If I haven’t said it a thousand and one times already, I’ll say it again. Paris is great. Has been great actually. But last Monday, I had a scare so great in a not-so-great way I swear I nearly needed to go for a heart bypass.
Went to the Palais Garnier on my own and I had such a great time there. The weather was fab, the place was amazing and I had grand plans to go shopping after.
Then came that moment. I removed my jacket inside the opera house because it was warm and after exiting I felt chilly so I wanted to put it back on. I chose a spot a few steps away from the exit doors, turned my back towards the crowd and put my bag down on a pedestal right between my knees. I had my eyes on the bag the whole time. Well, except for that literal split-second where I couldn’t find my right arm hole for the life of me. Imagine this in super quick speed; eyes on bag, turns head slightly right to stick arm into jacket, turns back AND OH MY FUCKING GOD MY BAG WAS GONE.
I did a double take because it happened wayyyy toooooo fast and I didn’t even see anyone come behind me. Of course I panicked. Of the many things I’m known for, being calm is not one of my attributes.
My mind went blank and then it thankfully started working again. I quickly looked around and started asking no one but everyone in particular, “DID ANYONE SEE MY BAG?!”
One kind but not-so-kind lady (will explain in a bit why I’m a tad ungrateful to her) said in a way too calm voice as if it were none of her business, “two girls took your bag” in a matter-of-fact manner.
Me: “Where are they?!”
Her: *points in a general direction to the right* “There.”
Me: “WHERE?!?!” (Note that by now I’m in super panic mode because my passport, all my money, cards and mobile phone was in that bag. Now’s not the time to reprimand me not to put all my eggs in one basket, please.)
Her: *points again in that same general direction* “They crossed the road already.”
Me: “Thank you!” (I’m quite proud that despite the chaos I didn’t forget my manners. I’m sure my parents would be so proud.)
I dashed acrossed the road in the middle of nowhere, holding my arm out as I literally stopped traffic with my bare hand and reached the other side without getting killed. Halfway across, I turned back to the lady and gestured “where?” again to be sure I was in the correct general direction. Here’s the next problem. The street was too crowded. There were many groups of “two girls”. However, as I was dashing across the road, I happened to fix my eyes on two young adults who were behaving very suspiciously. They kept looking back and the moment they saw me chasing, they quickened their pace.

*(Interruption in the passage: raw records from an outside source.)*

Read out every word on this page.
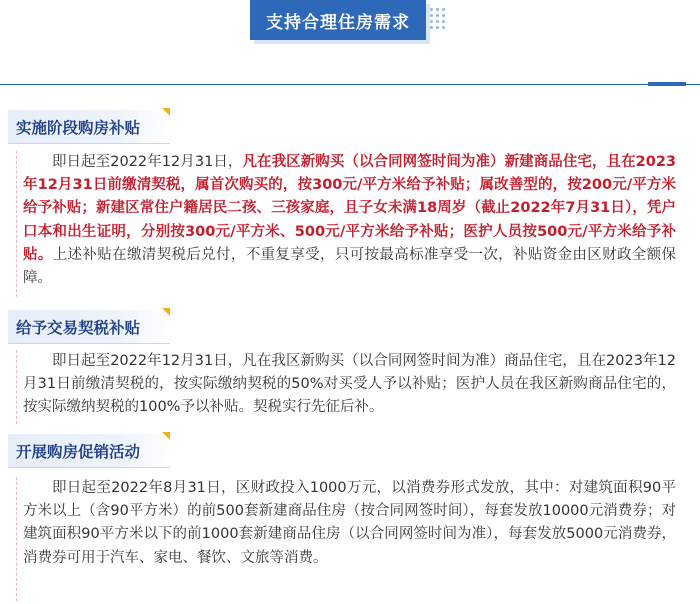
支持合理住房需求
实施阶段购房补贴
即日起至2022年12月31日，凡在我区新购买（以合同网签时间为准）新建商品住宅，且在2023年12月31日前缴清契税，属首次购买的，按300元/平方米给予补贴；属改善型的，按200元/平方米给予补贴；新建区常住户籍居民二孩、三孩家庭，且子女未满18周岁（截止2022年7月31日），凭户口本和出生证明，分别按300元/平方米、500元/平方米给予补贴；医护人员按500元/平方米给予补贴。上述补贴在缴清契税后兑付，不重复享受，只可按最高标准享受一次，补贴资金由区财政全额保障。
给予交易契税补贴
即日起至2022年12月31日，凡在我区新购买（以合同网签时间为准）商品住宅，且在2023年12月31日前缴清契税的，按实际缴纳契税的50%对买受人予以补贴；医护人员在我区新购商品住宅的，按实际缴纳契税的100%予以补贴。契税实行先征后补。
开展购房促销活动
即日起至2022年8月31日，区财政投入1000万元，以消费券形式发放，其中：对建筑面积90平方米以上（含90平方米）的前500套新建商品住房（按合同网签时间），每套发放10000元消费券；对建筑面积90平方米以下的前1000套新建商品住房（以合同网签时间为准），每套发放5000元消费券，消费券可用于汽车、家电、餐饮、文旅等消费。
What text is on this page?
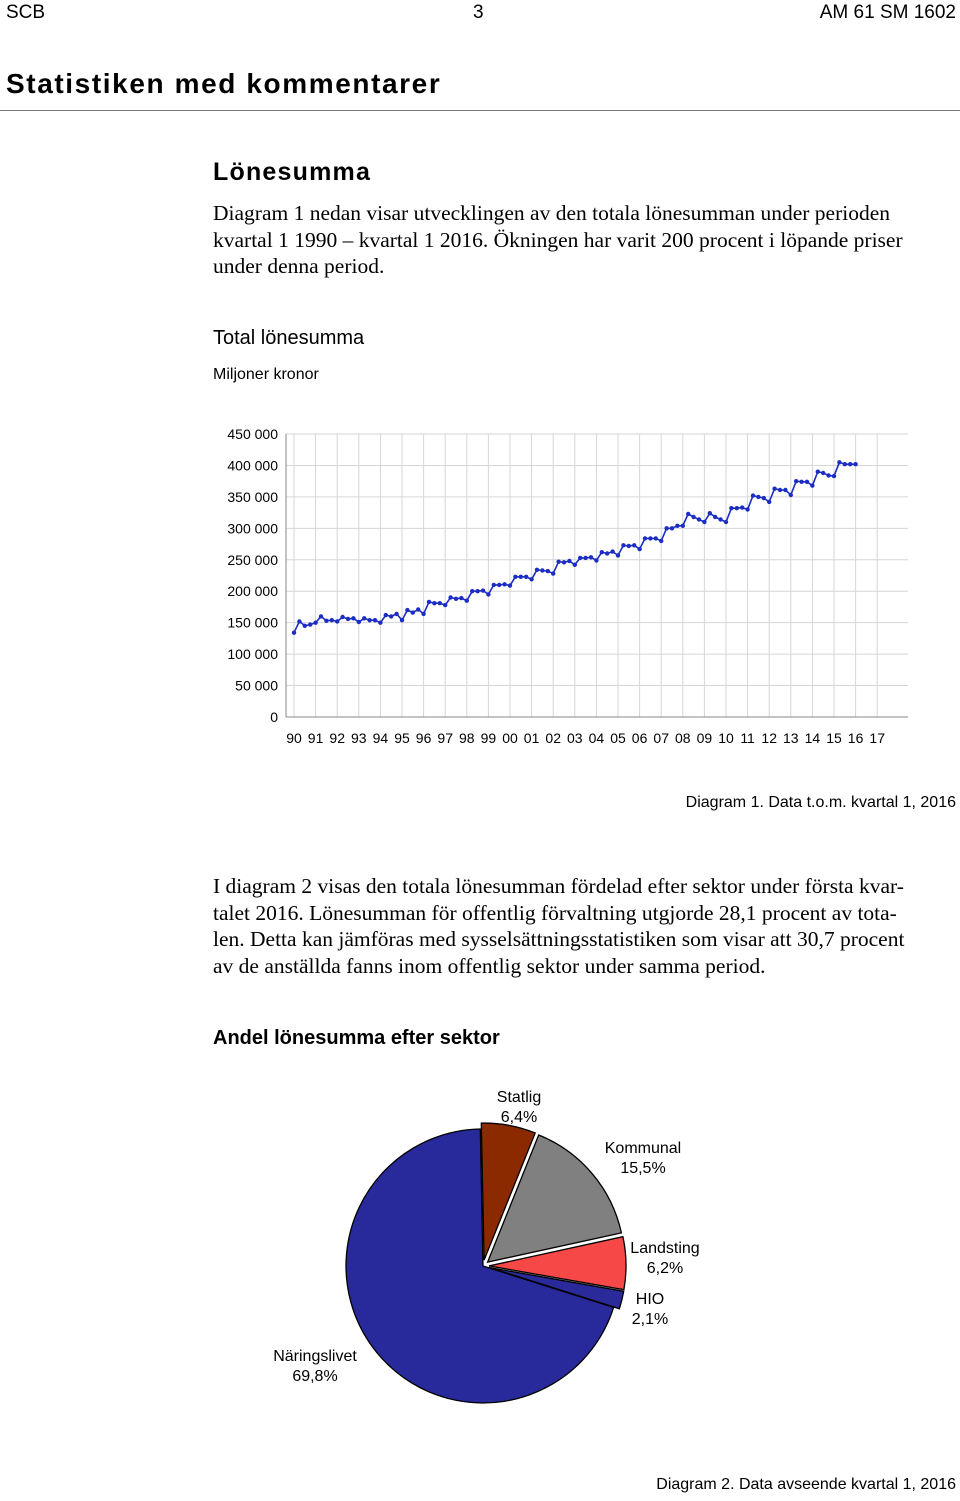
SCB	3	AM 61 SM 1602
Statistiken med kommentarer
Lönesumma
Diagram 1 nedan visar utvecklingen av den totala lönesumman under perioden
kvartal 1 1990 – kvartal 1 2016. Ökningen har varit 200 procent i löpande priser
under denna period.
Total lönesumma
Miljoner kronor
450 000
400 000
350 000
300 000
250 000
200 000
150 000
100 000
50 000
0
90 91 92 93 94 95 96 97 98 99 00 01 02 03 04 05 06 07 08 09 10 11 12 13 14 15 16 17
Diagram 1. Data t.o.m. kvartal 1, 2016
I diagram 2 visas den totala lönesumman fördelad efter sektor under första kvar-
talet 2016. Lönesumman för offentlig förvaltning utgjorde 28,1 procent av tota-
len. Detta kan jämföras med sysselsättningsstatistiken som visar att 30,7 procent
av de anställda fanns inom offentlig sektor under samma period.
Andel lönesumma efter sektor
Statlig
6,4%
Kommunal
15,5%
Landsting
6,2%
HIO
2,1%
Näringslivet
69,8%
Diagram 2. Data avseende kvartal 1, 2016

I took a gamble and managed to run after and grab hold of one of them, all the time demanding (like a broken record), “WHERE’S MY BAG?!?!?!”. Thief #1 left her accomplice in my clutches. Thief #2 kept pointing behind us (also in a non-specific direction) and kept repeating “There! There!”. I refused to let go until I scanned the area and saw my bag on the floor near a nearby bus stop. Of course my bag had the utmost priority so I let go of her. They must have dropped it after seeing me come after them. I unzipped my bag to check its contents and thank god everything was intact. Immediately after my heart started pounding furiously. Like I could feel it against my clothes.
Throughout this whole commotion, not one person helped me. They just stood around watching nonchalently as if I was filming a movie. Yes, I’m grateful the lady gave me a good lead but all this time, she just sat a few steps behind me watching them steal my bag without saying a word. True, it was not her business nor obligation to help, but couldn’t shouting a simple “Hey!” have helped? Either to scare the thieves or get my attention sooner.
I dare not imagine what would have happened if I was unsuccessful. Seeing how these French people are so unfeeling and cold, who would have been willing to lend me a phone to call for help? I know they sometimes border on being rude, but isn’t it natural human instinct to want to stop bad things from happening?
I have not told my parents because they might nag at me and force me on the next flight home. My two sisters joked that it’s a good thing I’ve started to go jogging. For me, it was a great lesson learnt. My bag now never leaves my body; not when I’m eating, not when I’m peeing and it stays under my jacket instead of over now.
I still shudder when I’m playing back that scene and say thank you a million times to whoever up there who was watching me. I’m also proud of myself that in a real time of crisis, the crying did not come and I was able to force my mind (and legs) to move. I did feel like crying after but more of relief.
Paris, I still love you but your people need to reflect a little more on themselves. The colder you are, the more infamous your city will get.